To ensure Tiger Brands’ success over the next decade, the opportunity lies in leveraging its standing as a leading food company in Africa to reclaim and carve out its role in this space. To this end, the company has an opportunity to give real shape and meaning to sustainable development, and to the recent interest in Environmental, Social and Governance (ESG) issues. Promoting food security, addressing hunger and delivering healthy nutrition is absolutely core to the company’s business, and it needs to make this link more overtly with the broader sustainability agenda. Tiger Brands has initiated some solid foundational work in this area, and there is significant opportunity to further integrate these goals into the company’s strategic thinking.

    What are some of the priority challenges that you believe need to be addressed?

There are several key challenges facing the company, most of which I think are well known both inside the organisation and externally by its key stakeholders. One of our most important priorities is to improve the supply chain to ensure efficiency, product availability, and customer service excellence. Technology and the digital arena is another important area, which I believe can significantly support the company’s efficiency agenda, and the company also needs to maintain a strong focus on food safety and quality. Finally, informed by the operating environment and a value-orientated consumer, we will need to be relentless in reducing costs. Delivering on these ambitions will require that we have the right talent in the right places, underpinned by a strong culture of accountability. We have seen some significant changes recently in the company’s leadership team, which augurs well for the future.

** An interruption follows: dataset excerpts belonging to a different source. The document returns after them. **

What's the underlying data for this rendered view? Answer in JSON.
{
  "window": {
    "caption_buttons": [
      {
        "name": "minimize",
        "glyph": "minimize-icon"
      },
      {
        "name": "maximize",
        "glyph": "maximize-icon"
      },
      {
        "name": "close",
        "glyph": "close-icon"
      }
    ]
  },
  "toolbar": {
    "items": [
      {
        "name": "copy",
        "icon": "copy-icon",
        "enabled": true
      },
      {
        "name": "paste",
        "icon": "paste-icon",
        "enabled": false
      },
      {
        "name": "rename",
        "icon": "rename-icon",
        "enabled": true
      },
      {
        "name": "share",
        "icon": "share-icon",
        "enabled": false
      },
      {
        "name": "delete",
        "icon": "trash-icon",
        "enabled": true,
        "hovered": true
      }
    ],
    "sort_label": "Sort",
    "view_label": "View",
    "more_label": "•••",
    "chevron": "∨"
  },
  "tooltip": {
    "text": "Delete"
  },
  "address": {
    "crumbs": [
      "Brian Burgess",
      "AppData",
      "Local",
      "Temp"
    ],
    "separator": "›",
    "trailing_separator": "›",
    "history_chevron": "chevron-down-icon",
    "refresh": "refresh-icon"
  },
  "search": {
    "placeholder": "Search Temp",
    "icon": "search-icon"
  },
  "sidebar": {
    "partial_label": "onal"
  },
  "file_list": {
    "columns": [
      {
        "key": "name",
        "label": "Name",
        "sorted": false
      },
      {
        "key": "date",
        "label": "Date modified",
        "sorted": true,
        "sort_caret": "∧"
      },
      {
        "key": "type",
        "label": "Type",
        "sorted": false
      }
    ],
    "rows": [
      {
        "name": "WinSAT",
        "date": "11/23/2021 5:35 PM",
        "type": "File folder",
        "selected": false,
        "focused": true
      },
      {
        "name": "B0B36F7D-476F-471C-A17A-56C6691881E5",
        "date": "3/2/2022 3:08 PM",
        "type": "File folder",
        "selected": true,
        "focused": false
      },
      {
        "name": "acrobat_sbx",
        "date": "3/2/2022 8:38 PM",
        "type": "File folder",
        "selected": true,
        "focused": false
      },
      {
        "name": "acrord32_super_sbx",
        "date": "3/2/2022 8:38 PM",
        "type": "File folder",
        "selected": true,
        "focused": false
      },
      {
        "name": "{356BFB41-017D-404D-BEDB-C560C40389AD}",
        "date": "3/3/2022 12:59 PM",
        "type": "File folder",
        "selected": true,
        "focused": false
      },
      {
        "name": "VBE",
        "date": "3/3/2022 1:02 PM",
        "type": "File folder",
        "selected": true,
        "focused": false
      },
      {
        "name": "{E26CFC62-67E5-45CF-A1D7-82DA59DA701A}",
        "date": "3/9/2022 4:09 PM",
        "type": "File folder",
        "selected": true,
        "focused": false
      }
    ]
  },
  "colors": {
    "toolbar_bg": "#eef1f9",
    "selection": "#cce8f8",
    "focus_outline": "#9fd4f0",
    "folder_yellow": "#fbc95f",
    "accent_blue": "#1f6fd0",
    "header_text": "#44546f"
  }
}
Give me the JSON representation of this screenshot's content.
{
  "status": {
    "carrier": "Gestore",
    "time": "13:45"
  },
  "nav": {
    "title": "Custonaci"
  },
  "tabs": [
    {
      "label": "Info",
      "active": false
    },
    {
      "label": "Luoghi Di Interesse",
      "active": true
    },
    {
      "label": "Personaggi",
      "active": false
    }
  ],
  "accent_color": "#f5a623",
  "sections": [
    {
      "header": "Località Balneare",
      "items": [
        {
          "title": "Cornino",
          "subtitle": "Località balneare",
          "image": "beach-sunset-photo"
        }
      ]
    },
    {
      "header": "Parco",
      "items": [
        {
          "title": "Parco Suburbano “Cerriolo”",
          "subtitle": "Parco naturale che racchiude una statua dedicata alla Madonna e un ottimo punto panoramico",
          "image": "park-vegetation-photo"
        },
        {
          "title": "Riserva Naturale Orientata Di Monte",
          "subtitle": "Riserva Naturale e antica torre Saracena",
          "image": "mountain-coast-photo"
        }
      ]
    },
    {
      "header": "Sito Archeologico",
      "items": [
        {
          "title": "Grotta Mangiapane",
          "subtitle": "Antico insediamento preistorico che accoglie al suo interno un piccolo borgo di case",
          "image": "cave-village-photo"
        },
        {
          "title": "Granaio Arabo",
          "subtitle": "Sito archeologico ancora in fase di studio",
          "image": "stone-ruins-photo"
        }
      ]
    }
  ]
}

    The immediate macro-economic outlook is challenging. Where do you see the opportunities?

It’s clear that we are facing some significant macro-economic challenges in South Africa, with the pandemic compounding an already fragile economy. In this context, there are still opportunities for delivering organic growth, for example through consumer-based product innovation, especially in the value segment of the portfolio, as well as by driving innovation in the company’s route-to-market.

I believe that some of the more exciting opportunities are in markets across Africa, where we are likely to see stronger levels of economic growth than in South Africa. While I appreciate that some investors and board members might be cautious – given Tiger Brands’ and other South African companies’ recent experiences on the rest of the continent – I believe that the company is correct to expand its current export strategy, learning from past mistakes and building on its success story in Cameroon.

    It’s early days, but what are your first impressions of the company?

I’ve only been actively engaged since the beginning of September. So far, I’ve participated in the company’s strategic planning process and in the most recent board committee meetings. What has struck me in these engagements is that the executive team and the board have a very strong commitment to turning the company around. They both clearly recognise the challenges the company faces, and have a clear understanding of what needs to be done to stabilise the business and reclaim its leading position. I am also confident that the executive team recognises that there is a strong expectation for improved accountability.

Looking ahead, Tiger Brands should be associated with quality, excellence, sustainability and sound governance, underpinned by a culture of agility and innovation, and by a strong commitment to ensuring full accountability for decisions and actions. These are my measures of success. I believe that Tiger has the right attributes to achieve these outcomes and I am looking forward to the challenge.